Austerlitz, in my reading, is at first crippled and stunted because he cannot remember his past, but when he discovers the truth he is driven insane.

A powerful story, rendered in remarkable words. But why? I have to say that I am a little puzzled by the need to revisit the Holocaust in novelistic form. The question of what and how to remember from the past looms very large for European intellectuals, and for some the foremost crime of the totalitarians was their attempt to rewrite the past: "The struggle of man against power is the struggle of memory against forgetting" (Milan Kundera). Thus, I suppose, one way to retroactively oppose the Nazis is to remember their crimes and their victims.

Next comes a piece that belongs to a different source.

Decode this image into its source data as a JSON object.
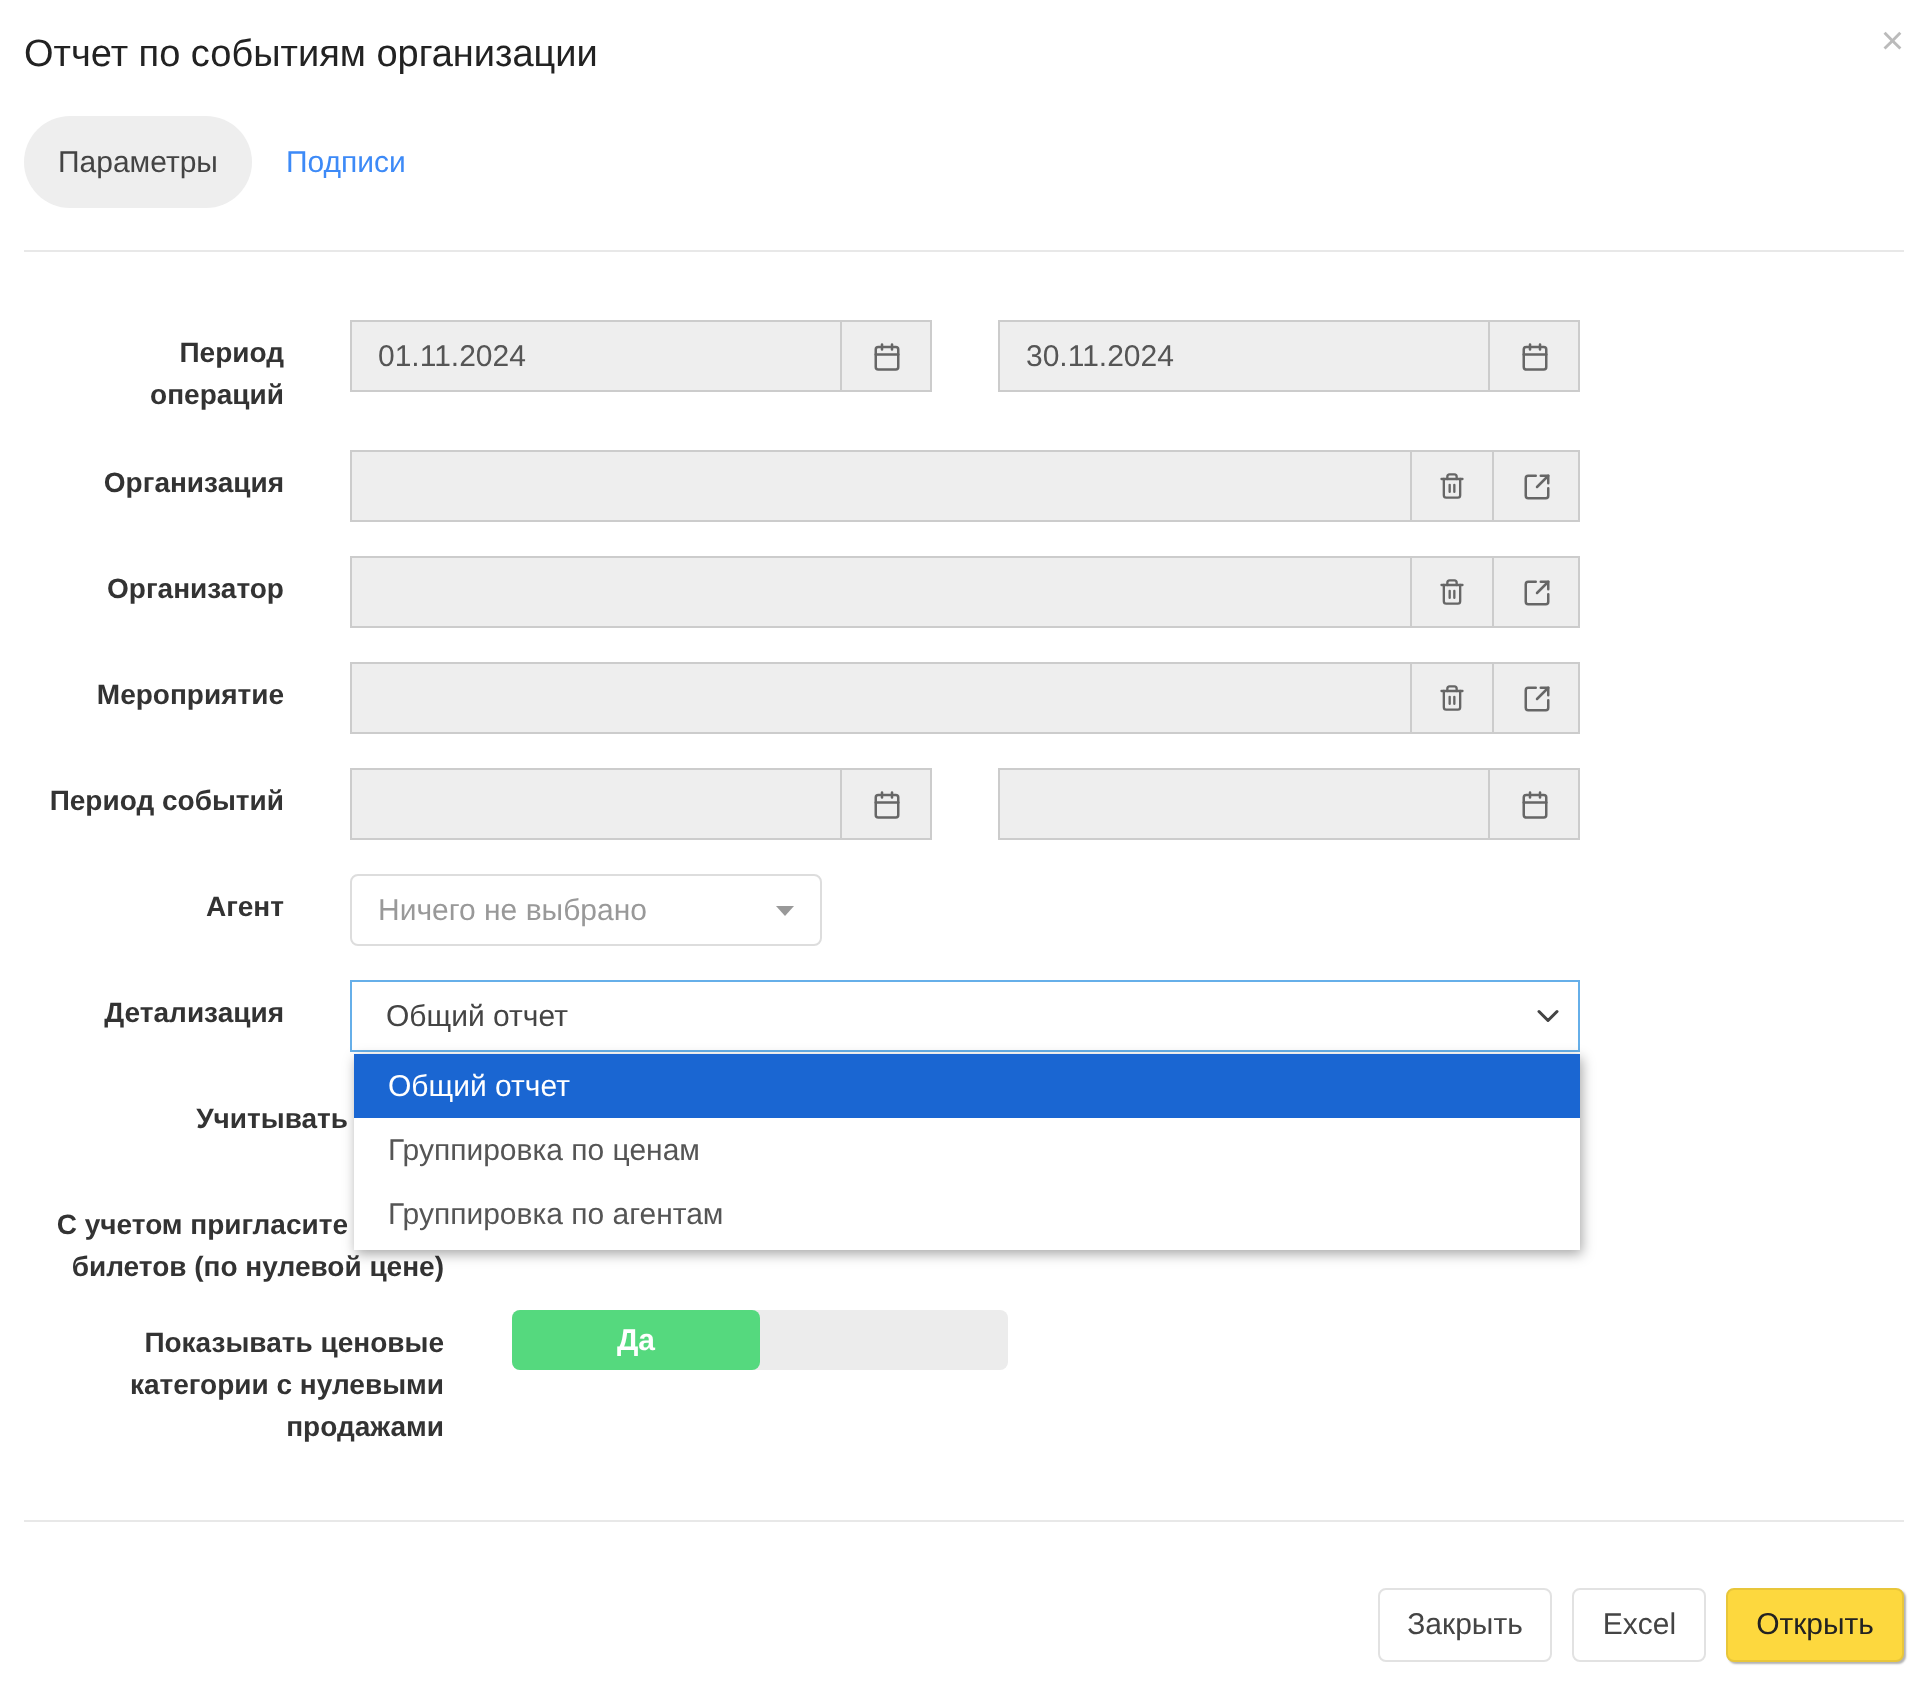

And I have nothing against that. In fact I have devoted my professional life and much of my spare time as well to learning about the past, never shying away from the horrible parts. Perhaps that is why I see studying Nazism as just something that one does, not an existential problem that has to be worked over in a hundred different metaphorical, novelistic ways. What does a novel offer in the way of Holocaust remembrance that a visit to the actual Breendonk would not?

So I don't think I will be looking for any of Sebald's other books. But if you want to read a novel about the Holocaust and spend a melancholic afternoon contemplating the difficulty of remembering or understanding the horrors of the past, by all means read Austerlitz. The people who ponder this have ranked Sebald with Primo Levi as the foremost memorialists of the Holocaust, and he was certainly a remarkable writer.